Des agents du Service canadien du renseignement de sécurité (SCRS) ont visité les bureaux de Cadex Defence à Saint-Jean-sur-Richelieu après la découverte en Russie de fusils de sniper fabriqués au Québec, malgré les sanctions.
C’est Global News qui a révélé l’affaire mardi après son enquête l’automne dernier montrant que des tireurs d’élite russes ont des fusils québécois, malgré les interdits.
Cadex avait nié avoir « vendu, exporté [ou] autorisé le transfert de l’un de ses produits vers la Fédération de Russie, directement ou indirectement ».
L’entreprise disait se conformer à la loi et « s’assurer que tous les distributeurs et agents autorisés respectent les lois canadiennes sur le contrôle des exportations et les régimes de sanctions ».
Le Journal n’a pas été en mesure de joindre mardi le PDG et actionnaire majoritaire de Cadex Defence, Serge Dextraze, pour obtenir plus de détails.
Depuis l’invasion russe en Ukraine en 2022, le Canada a serré la vis contre le régime de Vladimir Poutine en empêchant nos entreprises de vendre leurs produits là-bas.
Encore lundi dernier, Ottawa a annoncé une série de nouvelles sanctions pour répondre à des violations commises à l’encontre d’enfants ukrainiens.

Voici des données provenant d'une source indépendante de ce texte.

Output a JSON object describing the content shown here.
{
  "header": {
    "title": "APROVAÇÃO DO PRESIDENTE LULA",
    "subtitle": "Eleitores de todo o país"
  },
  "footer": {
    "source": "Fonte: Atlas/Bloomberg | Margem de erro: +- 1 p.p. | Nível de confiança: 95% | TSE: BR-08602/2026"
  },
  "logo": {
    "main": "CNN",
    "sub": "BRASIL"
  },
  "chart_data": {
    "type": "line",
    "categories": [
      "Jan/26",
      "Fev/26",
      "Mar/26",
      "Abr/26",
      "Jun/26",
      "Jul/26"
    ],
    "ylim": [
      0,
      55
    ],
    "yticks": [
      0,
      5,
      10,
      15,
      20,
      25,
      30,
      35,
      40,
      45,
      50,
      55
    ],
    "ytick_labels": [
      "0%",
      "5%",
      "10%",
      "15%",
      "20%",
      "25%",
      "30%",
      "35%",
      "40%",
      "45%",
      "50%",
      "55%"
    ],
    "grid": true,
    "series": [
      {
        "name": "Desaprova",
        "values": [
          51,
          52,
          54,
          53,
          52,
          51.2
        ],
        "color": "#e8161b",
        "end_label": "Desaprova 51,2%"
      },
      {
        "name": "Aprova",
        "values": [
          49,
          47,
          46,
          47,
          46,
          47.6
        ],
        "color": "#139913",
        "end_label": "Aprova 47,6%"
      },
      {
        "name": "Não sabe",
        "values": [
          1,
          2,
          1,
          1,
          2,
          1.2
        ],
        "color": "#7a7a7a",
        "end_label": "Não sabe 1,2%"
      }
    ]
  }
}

« Des milliers d’enfants ukrainiens ont été illégalement déportés ou transférés de force, et ont été exposés à l’endoctrinement et à la militarisation par les autorités russes en Russie et sur les territoires ukrainiens temporairement occupés », note Affaires mondiales Canada.
«Il y a une faille»
D’après Paul Laurier, ex-enquêteur à la Sûreté du Québec (SQ), qui est allé plusieurs fois en Russie, le SCRS aura du mal à trouver les coupables dans ce dossier.
« C’est sûr qu’il y a une faille dans le système quelque part. Il y a une compagnie de façade : soit que ça a été volé, soit que ça a été sciemment transigé », analyse-t-il.
« Ça vaut de l’or avec toutes les restrictions autour de ce pays », ajoute-t-il.
Au Service canadien du renseignement de sécurité (SCRS), on refuse de se mouiller, mais on confirme « lutter contre les achats illicites effectués par la Russie », selon les mots de sa porte-parole, Magali Hébert.
Dans son rapport public publié en 2025, le mot « Russie » apparaît à plus de 21 reprises.
« En 2025, la Russie avait toujours l’intention et la capacité de se procurer de façon illégale des technologies assujetties à des sanctions et à des contrôles à l’exportation auprès de l’Occident, notamment du Canada », écrit-on noir sur blanc.
Il y a trois ans, le Service de police de la Ville de Montréal (SPVM) a fait appel à Cadex Defence pour un contrat d’achat d’armes multicalibres de près de 86 000 $.
L’École de technologie supérieure (ETS) a également conclu un contrat avec elle pour des tests de sécurité pour casque de protection de plus de 78 000 $ et un autre de 38 500 $ dans le passé.
« Investissement Québec n’est jamais intervenu dans l’entreprise Cadex ou ses entreprises affiliées », indique Samuel Bergeron, porte-parole du bras investisseur.